The goal of our research is to inform hypotheses that address the following:
- How might we create a platform that improves the FOIA requesting experience?
- How might we make it easier for agencies to respond to requests?
- How might various FOIA requesters benefit from a national FOIA platform?
- How might agency processes be improved or enhanced by a national FOIA platform?
- A sample of federal agencies that respond to FOIA requests
- Requesters
- Vendors
Government FOIA teams are under-resourced for the level of effort required to respond to FOIA requests in a timely manner. Additionally, new or infrequent requesters tend to significantly underestimate the level of resources required for fulfilling requests, especially broad ones.
- A lack of resources makes it difficult to fulfill requests in a timely manner, especially for requests that require coordination across bureaucracies or expertise for finding records and redacting them.
- Publishing documents publicly online can require significant additional time and resources, often due to hurdles related to coordinating with separate IT departments and ensuring Section 508 compliance.
- Current events can cause a spike in requests. These are often extremely broad, resource-intensive requests. For the agencies we spoke with, these requests usually constitute only about 5-10% of all requests, but they take up a majority of time and resources.
- Some requesters intentionally file extremely broad, vague, or nonspecific FOIA requests (e.g., “anything and everything related to…”), but this makes finding responsive documents difficult.

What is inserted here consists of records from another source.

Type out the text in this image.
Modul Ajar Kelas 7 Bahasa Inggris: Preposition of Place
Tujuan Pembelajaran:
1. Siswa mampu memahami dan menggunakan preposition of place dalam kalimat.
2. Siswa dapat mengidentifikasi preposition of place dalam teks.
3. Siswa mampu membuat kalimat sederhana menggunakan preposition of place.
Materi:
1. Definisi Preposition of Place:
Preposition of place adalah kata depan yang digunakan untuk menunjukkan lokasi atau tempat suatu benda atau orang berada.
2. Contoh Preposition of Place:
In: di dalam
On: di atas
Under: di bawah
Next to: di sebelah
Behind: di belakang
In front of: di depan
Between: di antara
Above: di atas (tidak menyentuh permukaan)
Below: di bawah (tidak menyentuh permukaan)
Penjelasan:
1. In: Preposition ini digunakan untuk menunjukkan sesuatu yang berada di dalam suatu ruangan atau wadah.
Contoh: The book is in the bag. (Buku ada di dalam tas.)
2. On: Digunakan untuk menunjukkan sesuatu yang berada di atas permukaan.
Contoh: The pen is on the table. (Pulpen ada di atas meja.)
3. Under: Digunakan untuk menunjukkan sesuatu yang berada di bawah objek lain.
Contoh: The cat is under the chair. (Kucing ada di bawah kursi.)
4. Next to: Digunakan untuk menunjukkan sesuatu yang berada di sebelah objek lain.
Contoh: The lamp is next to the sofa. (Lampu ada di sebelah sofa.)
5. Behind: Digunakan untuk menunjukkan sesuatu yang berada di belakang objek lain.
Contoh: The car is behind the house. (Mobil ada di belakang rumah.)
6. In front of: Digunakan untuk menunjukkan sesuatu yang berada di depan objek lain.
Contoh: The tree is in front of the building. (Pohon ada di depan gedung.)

- When faced with broad requests, agencies often attempt to negotiate more finely scoped requests that require less resources, which can occasionally result in an antagonistic relationship between requesters and FOIA offices. These problematic requesters are rare, but often account for a majority of time and resources.
- Of the agencies we spoke with, most are unhappy with the software tools needed to support FOIA requests.
- Receiving requests in paper format requires additional manual work.
- Some agencies have frequent requesters who account for a significant proportion of their time and resources.
- Privacy is a concern for moving to a fully electronic submission-based system for identification verification (currently done with "wet signature," i.e. pen and paper) and document encryption (often done with encrypted files on CDs).
- Of the agencies we spoke with, usually less than 5% of requests were for information that was already publicly available.
- The type, volume, and complexity of requests that each agency tends to receive are often as variable as agency missions. In addition, some agencies primarily receive requests almost exclusively for personal files.